「いや……昨日、なかなか寝付けなくって……それで、寝不足というか……」
「ふむ、そうか。確かに昨日も夜は暑かったからね」
俺の言い訳に納得したのか、紗季先輩はまた、柔らかい笑みをつくる。
「それでは慎太郎くん、今日はあまり無理せず私に甘えてくれたまえ。
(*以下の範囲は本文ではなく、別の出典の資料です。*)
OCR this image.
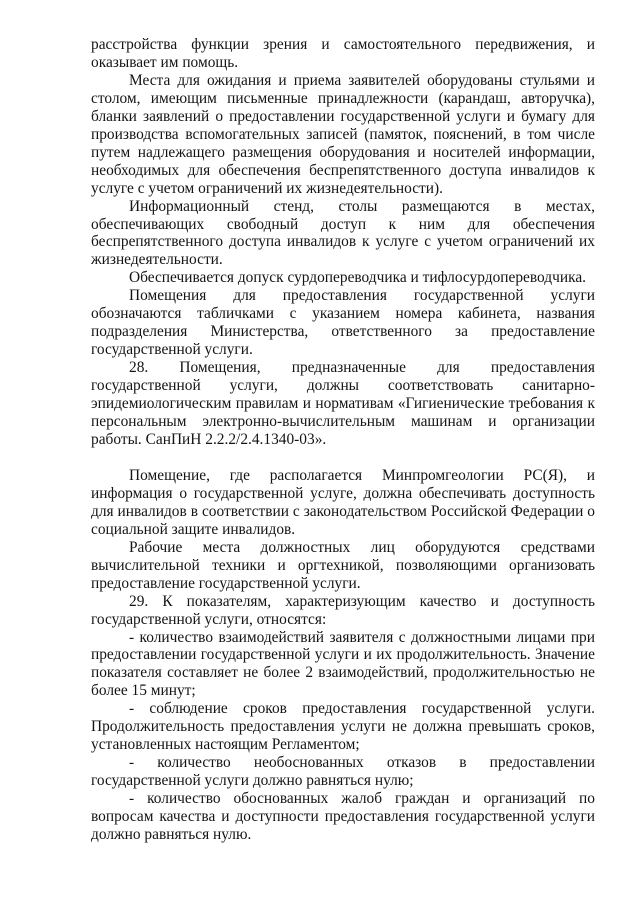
расстройства функции зрения и самостоятельного передвижения, и оказывает им помощь.

Места для ожидания и приема заявителей оборудованы стульями и столом, имеющим письменные принадлежности (карандаш, авторучка), бланки заявлений о предоставлении государственной услуги и бумагу для производства вспомогательных записей (памяток, пояснений, в том числе путем надлежащего размещения оборудования и носителей информации, необходимых для обеспечения беспрепятственного доступа инвалидов к услуге с учетом ограничений их жизнедеятельности).

Информационный стенд, столы размещаются в местах, обеспечивающих свободный доступ к ним для обеспечения беспрепятственного доступа инвалидов к услуге с учетом ограничений их жизнедеятельности.

Обеспечивается допуск сурдопереводчика и тифлосурдопереводчика.

Помещения для предоставления государственной услуги обозначаются табличками с указанием номера кабинета, названия подразделения Министерства, ответственного за предоставление государственной услуги.

28. Помещения, предназначенные для предоставления государственной услуги, должны соответствовать санитарно-эпидемиологическим правилам и нормативам «Гигиенические требования к персональным электронно-вычислительным машинам и организации работы. СанПиН 2.2.2/2.4.1340-03».

Помещение, где располагается Минпромгеологии РС(Я), и информация о государственной услуге, должна обеспечивать доступность для инвалидов в соответствии с законодательством Российской Федерации о социальной защите инвалидов.

Рабочие места должностных лиц оборудуются средствами вычислительной техники и оргтехникой, позволяющими организовать предоставление государственной услуги.

29. К показателям, характеризующим качество и доступность государственной услуги, относятся:

- количество взаимодействий заявителя с должностными лицами при предоставлении государственной услуги и их продолжительность. Значение показателя составляет не более 2 взаимодействий, продолжительностью не более 15 минут;

- соблюдение сроков предоставления государственной услуги. Продолжительность предоставления услуги не должна превышать сроков, установленных настоящим Регламентом;

- количество необоснованных отказов в предоставлении государственной услуги должно равняться нулю;

- количество обоснованных жалоб граждан и организаций по вопросам качества и доступности предоставления государственной услуги должно равняться нулю.
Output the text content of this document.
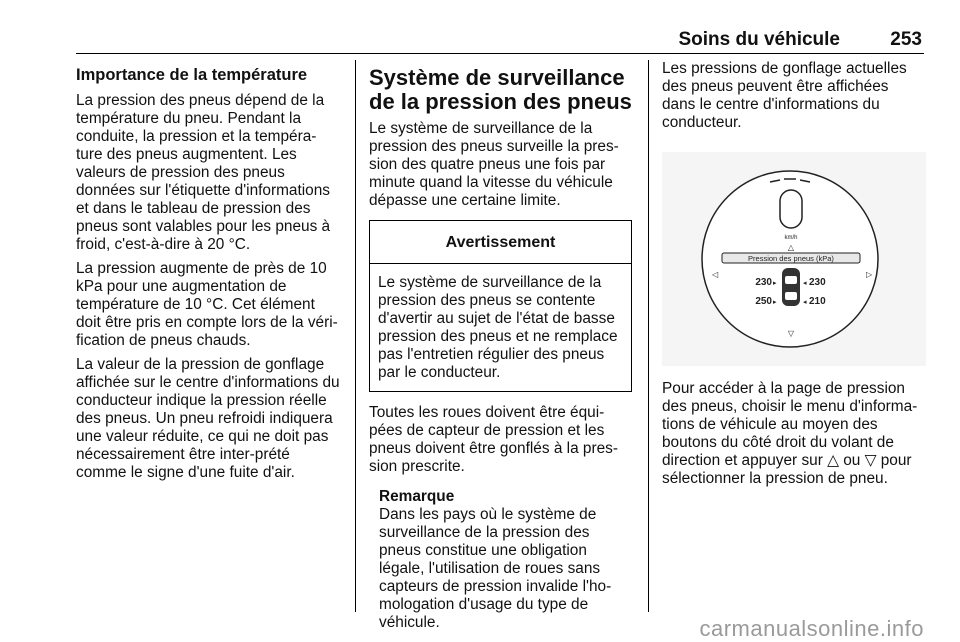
Soins du véhicule	253
Importance de la température

La pression des pneus dépend de la température du pneu. Pendant la conduite, la pression et la tempéra-ture des pneus augmentent. Les valeurs de pression des pneus données sur l'étiquette d'informations et dans le tableau de pression des pneus sont valables pour les pneus à froid, c'est-à-dire à 20 °C.

La pression augmente de près de 10 kPa pour une augmentation de température de 10 °C. Cet élément doit être pris en compte lors de la véri-fication de pneus chauds.

La valeur de la pression de gonflage affichée sur le centre d'informations du conducteur indique la pression réelle des pneus. Un pneu refroidi indiquera une valeur réduite, ce qui ne doit pas nécessairement être inter-prété comme le signe d'une fuite d'air.

Système de surveillance de la pression des pneus

Le système de surveillance de la pression des pneus surveille la pres-sion des quatre pneus une fois par minute quand la vitesse du véhicule dépasse une certaine limite.

Avertissement
Le système de surveillance de la pression des pneus se contente d'avertir au sujet de l'état de basse pression des pneus et ne remplace pas l'entretien régulier des pneus par le conducteur.

Toutes les roues doivent être équi-pées de capteur de pression et les pneus doivent être gonflés à la pres-sion prescrite.

Remarque
Dans les pays où le système de surveillance de la pression des pneus constitue une obligation légale, l'utilisation de roues sans capteurs de pression invalide l'ho-mologation d'usage du type de véhicule.

Les pressions de gonflage actuelles des pneus peuvent être affichées dans le centre d'informations du conducteur.

km/h
△
Pression des pneus (kPa)
◁	▷
230 ▸	230
◂
250 ▸	210
◂
▽

Pour accéder à la page de pression des pneus, choisir le menu d'informa-tions de véhicule au moyen des boutons du côté droit du volant de direction et appuyer sur △ ou ▽ pour sélectionner la pression de pneu.

carmanualsonline.info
私も、たまには先輩らしいところをみせようじゃないか」
先輩は、胸に手を当ててそう宣言した後、どこか上機嫌で俺の横に並ぶ。
「では、今日は一緒にゆっくり行こうか、慎太郎くん」
少しだけ風が吹き、先輩の黒髪が揺れると優しく心地よい香りが俺の鼻腔をくすぐった。
しかし、先輩はそんな俺を置いていき、先に歩き出す。
俺は、先輩から離れないように、同じ歩幅で歩きだした。
並んで歩く先輩の姿を、俺は横目で確認する。
俺より少し小さい先輩の姿に、どこか頼りなさを感じてしまう。
「慎太郎くん?」
だが、俺の視線に気づいたのか、先輩も横を向いて俺に問いかけてきた。
「なんだい? 今日の慎太郎くんは、やけに私のことが気になるみたいだね?」
ふふっ、顎に手を乗せて、どこか挑発的な微笑をする先輩に向かって、俺は尋ねる。
「いや、先輩は昨日、どうだったのかな……って思って」
本当は、もっと聞きたいことがあったはずなのに、俺は怖くて聞くことができなかった。